And certainly nobody received a closer reappraisal from her sharpened eyes than Mrs. Longcope Hoyt, as the assistant editor in chief of
Style
was denominated after her divorce. The Polly of Vassar days would have considered her old friend a mental case to have allowed such a husband as Trevor to slip his leash, but aware now of changing values and fully appreciative of Clara's new status in the world of fashion, she had come to regard her more as a role model than a maverick. The two had remained intimate, for the care that Polly had taken not to show the smallest jealousy at having been outdistanced by her old pal had almost resulted in her feeling none.

But if Polly was dazzled by Clara's success, her mind was not wholly free from a suspicion of the calculated planning that might well be concealed in its underpinning. Was Clara, in the office phrase, a "smart cookie," or was she simply as naive as she often seemed? One day at lunch Polly explored this question further. She was telling her friend about an article she was writing on divorce settlements.

"I have to start with the biggies. The first Mrs. Marshall Field is credited with the greatest haul since Eleanor of Aquitaine divorced Louis VII of France."

"I think those things are outrageous!" Clara exclaimed. "It's notorious that the law always protects the wrong women. Like those old breach-of-promise suits. What woman worth her salt would sue a man who wants to break their engagement? She should be down on her knees in gratitude! And as for the little blondes that lie in wait for millionaires, why should they be rewarded for their cupidity?"

"Would you do away with alimony?"

"No, no, it's a matter of amounts. The husband should look after the children, of course."
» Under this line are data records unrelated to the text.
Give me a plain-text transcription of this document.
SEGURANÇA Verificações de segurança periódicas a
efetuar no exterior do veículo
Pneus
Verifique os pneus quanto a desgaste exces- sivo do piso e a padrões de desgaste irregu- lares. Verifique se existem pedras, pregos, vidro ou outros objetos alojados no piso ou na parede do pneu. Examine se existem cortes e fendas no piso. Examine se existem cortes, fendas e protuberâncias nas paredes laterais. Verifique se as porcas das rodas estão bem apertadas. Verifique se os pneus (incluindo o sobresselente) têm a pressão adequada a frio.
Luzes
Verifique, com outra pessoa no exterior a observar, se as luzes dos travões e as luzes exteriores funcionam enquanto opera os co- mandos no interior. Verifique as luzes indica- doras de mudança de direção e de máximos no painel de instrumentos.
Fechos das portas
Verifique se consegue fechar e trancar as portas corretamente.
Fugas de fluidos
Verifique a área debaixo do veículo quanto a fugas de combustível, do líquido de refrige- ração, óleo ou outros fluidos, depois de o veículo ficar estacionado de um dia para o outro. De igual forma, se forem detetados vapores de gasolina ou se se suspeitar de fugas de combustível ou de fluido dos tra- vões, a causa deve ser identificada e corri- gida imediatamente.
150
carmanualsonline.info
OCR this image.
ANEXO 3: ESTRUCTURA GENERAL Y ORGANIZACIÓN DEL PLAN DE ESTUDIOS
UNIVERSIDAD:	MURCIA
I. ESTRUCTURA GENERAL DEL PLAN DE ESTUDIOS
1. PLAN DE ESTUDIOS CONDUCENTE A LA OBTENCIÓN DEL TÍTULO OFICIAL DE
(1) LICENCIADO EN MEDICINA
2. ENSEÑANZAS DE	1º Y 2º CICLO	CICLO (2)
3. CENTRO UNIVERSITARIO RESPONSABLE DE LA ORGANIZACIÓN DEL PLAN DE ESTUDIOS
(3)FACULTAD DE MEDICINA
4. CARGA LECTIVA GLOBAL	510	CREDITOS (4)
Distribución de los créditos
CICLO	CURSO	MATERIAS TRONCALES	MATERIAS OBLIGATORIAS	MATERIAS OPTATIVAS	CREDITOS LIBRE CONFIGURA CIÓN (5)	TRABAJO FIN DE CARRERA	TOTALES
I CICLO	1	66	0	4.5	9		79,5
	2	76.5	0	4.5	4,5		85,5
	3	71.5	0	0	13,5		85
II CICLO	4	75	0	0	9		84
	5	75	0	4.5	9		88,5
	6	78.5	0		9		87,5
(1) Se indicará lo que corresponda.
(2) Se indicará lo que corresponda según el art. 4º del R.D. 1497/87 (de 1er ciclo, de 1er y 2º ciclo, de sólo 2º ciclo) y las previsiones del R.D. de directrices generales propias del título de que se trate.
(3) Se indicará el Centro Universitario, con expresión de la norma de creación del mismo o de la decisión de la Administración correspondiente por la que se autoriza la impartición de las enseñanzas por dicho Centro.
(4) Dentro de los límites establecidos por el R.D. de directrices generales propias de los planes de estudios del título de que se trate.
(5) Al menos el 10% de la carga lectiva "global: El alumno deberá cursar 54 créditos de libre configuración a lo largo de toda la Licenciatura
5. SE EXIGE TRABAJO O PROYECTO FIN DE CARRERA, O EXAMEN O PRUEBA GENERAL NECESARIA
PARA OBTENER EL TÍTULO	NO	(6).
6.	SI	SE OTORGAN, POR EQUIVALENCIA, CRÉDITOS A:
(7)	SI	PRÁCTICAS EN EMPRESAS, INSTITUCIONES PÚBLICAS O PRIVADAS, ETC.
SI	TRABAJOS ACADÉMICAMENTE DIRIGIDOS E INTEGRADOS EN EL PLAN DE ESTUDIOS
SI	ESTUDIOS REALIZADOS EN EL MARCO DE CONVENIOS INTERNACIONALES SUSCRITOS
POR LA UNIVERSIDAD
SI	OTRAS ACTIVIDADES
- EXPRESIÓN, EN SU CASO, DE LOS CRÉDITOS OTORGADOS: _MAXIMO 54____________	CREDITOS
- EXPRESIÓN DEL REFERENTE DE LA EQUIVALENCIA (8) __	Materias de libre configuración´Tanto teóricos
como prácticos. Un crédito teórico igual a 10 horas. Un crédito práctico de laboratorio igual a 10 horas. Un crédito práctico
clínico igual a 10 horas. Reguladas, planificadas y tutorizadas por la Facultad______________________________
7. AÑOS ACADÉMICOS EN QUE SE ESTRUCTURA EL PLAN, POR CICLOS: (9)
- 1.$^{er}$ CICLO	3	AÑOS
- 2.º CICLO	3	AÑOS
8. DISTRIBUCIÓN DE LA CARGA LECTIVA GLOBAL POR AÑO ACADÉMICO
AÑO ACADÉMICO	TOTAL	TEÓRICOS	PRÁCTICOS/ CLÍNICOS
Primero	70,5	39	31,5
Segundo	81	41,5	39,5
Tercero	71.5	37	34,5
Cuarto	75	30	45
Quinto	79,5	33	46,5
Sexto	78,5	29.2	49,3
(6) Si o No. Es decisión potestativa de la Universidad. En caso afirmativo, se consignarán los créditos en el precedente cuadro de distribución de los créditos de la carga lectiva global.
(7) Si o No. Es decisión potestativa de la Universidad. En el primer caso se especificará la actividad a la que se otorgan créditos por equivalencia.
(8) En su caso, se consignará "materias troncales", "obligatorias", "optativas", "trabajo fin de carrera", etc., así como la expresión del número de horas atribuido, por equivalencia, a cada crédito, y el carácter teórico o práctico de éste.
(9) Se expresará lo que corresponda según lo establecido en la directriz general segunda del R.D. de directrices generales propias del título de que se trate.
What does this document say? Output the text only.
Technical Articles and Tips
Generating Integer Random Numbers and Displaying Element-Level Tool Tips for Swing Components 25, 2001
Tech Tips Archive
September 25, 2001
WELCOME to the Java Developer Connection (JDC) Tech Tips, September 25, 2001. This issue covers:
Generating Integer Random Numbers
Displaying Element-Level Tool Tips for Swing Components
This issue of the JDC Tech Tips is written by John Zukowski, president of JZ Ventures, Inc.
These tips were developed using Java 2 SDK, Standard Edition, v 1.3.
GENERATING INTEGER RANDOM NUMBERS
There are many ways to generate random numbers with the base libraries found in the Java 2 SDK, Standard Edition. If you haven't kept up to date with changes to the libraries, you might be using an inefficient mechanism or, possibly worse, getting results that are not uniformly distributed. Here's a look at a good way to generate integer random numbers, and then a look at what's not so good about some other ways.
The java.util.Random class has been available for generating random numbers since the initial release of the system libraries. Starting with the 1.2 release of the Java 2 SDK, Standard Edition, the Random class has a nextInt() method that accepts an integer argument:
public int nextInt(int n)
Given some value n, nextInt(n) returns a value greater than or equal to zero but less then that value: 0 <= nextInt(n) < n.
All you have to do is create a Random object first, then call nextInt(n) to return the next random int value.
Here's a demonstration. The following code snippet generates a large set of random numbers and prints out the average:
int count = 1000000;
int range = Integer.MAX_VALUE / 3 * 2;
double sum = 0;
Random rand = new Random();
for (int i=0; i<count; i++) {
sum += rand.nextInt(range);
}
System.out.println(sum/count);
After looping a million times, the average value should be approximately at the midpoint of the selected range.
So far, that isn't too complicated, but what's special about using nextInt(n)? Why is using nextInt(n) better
Polly glanced at her questioningly. "I don't suppose you limited Trevor to that."

"I didn't take a penny from Trevor! Over what he pays for Sandra's share of my apartment and her clothes."

"Really?" Polly knew to the last penny Clara's salary and perquisites, and she was well aware there could be no contribution from the modestly retired Longcopes. She was sure there had to be some outside funding to support her friend's life style.

"Well, I let him pay for Sandra's nurse, too, though that might be considered my expense, since it allows me to work. But he offered it, and I accepted it."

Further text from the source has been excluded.